Snapchat is so annoying because I can't see what goes on there and it looks like she uses that for most of her communicating.
Although through looking at her Instagram I have found out many things anyway ☹️

KingIrving · 27/09/2018 08:01

You could however have a look at there photos, because it isn't unusual for teens to take screenshots as they know things disappear.

Runrunrudolf · 28/09/2018 08:36

Snap chat has a feature you can enable to keep messages and pictures up for 24 hours before deleting, I think that's the max.
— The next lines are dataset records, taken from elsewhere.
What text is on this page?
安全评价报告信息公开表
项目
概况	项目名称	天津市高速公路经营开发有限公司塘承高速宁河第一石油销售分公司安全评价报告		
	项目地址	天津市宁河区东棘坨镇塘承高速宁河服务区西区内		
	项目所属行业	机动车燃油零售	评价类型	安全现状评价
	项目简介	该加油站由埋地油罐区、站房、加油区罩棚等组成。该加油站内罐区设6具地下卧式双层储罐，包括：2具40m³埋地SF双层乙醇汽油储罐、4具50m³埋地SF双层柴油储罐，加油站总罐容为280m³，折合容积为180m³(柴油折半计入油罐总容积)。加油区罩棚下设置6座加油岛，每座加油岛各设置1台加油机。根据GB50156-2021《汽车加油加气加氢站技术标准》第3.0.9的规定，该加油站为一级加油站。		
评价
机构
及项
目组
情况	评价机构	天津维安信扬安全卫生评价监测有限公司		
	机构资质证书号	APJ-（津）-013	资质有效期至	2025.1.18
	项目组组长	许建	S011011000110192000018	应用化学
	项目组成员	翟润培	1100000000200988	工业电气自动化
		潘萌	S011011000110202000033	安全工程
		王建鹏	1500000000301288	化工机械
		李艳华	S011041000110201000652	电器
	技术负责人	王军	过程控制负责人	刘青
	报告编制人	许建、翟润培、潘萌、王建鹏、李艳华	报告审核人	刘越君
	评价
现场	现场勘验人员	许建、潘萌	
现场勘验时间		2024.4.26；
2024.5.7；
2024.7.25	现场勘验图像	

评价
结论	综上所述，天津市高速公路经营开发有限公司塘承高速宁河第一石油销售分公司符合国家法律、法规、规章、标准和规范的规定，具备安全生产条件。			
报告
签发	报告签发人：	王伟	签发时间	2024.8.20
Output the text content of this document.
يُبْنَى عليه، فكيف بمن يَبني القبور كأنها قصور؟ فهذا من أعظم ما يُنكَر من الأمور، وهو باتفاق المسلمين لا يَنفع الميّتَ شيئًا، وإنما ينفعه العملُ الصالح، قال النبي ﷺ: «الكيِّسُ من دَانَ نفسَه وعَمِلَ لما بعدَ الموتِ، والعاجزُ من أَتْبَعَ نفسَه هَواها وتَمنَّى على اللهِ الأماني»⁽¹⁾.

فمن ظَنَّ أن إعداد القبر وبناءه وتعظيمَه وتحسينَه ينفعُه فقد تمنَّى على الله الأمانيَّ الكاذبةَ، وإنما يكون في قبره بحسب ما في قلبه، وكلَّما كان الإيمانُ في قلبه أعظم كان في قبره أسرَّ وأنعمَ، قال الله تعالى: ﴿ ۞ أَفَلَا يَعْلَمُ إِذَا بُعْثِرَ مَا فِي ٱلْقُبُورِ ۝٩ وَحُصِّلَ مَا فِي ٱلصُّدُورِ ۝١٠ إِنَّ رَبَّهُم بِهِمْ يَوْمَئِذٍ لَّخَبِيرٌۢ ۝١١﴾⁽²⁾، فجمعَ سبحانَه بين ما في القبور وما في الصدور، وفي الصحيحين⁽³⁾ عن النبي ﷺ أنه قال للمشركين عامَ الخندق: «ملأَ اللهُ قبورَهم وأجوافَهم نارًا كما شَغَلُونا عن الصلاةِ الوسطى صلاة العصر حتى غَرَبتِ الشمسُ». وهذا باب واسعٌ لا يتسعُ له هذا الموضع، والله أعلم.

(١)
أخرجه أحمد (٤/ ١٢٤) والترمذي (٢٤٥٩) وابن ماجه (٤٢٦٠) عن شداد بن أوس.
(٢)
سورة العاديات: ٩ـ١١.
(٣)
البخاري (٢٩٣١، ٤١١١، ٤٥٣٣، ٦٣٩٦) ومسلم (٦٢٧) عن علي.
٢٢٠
DC is also really addicted to it and I'm confused I don't get the hype and I'm quite tech savvy. I guess I just prefer interesting apps haha

Donegal11 · 10/10/2018 10:41

Although snapchat also drives me mad unfortunately times have changed from when we were young and social media is now a major part of our teens lives. I personally don’t agree with snooping through my DDs phones as I think they are entitled to privacy and just because I’m their mum I don’t need to be privy to all their conversations. Obviously if you think there are nasty or inappropriate communications going on then you need to discuss this with your daughter and try to give her the tools to deal with this herself. I think looking through phones only encourages more secrecy.

YeTalkShiteHen · 10/10/2018 10:47

Full disclosure or no phone/internet is the rule in our house.

I don’t snoop, or needlessly invade their privacy, but equally I have a responsibility to ensure they’re safe.

YeTalkShiteHen · 10/10/2018 10:48

Be prepared to follow through though!

DSD1 was caught bullying someone via Snapchat (after having it done to her!) and the first time resulted in no phone for a week. The second, a month with a strict warning that the third would be permanent.

It was.

Ohyesiam · 10/10/2018 10:48

Get your dd to screen shot all her communication with nasty girl.
My rule is that( bloody irritating) streaks are done by 8.30 pm, or before she leaves the house for any evening activity. After that the phone is downstairs on silent being charged.
Some parents obviously have no idea/ don’t care what their kids are up to, she gets messages through the nightAngry.
At year 10 the 8.30 cut off gives her brain a bit of screen free time before she needs to sleep.

YeTalkShiteHen · 10/10/2018 10:56

Don’t screenshot on snapchat, the other person can see that it’s been screenshotted (my DSD explained that)

Take a photo on another device to collect evidence.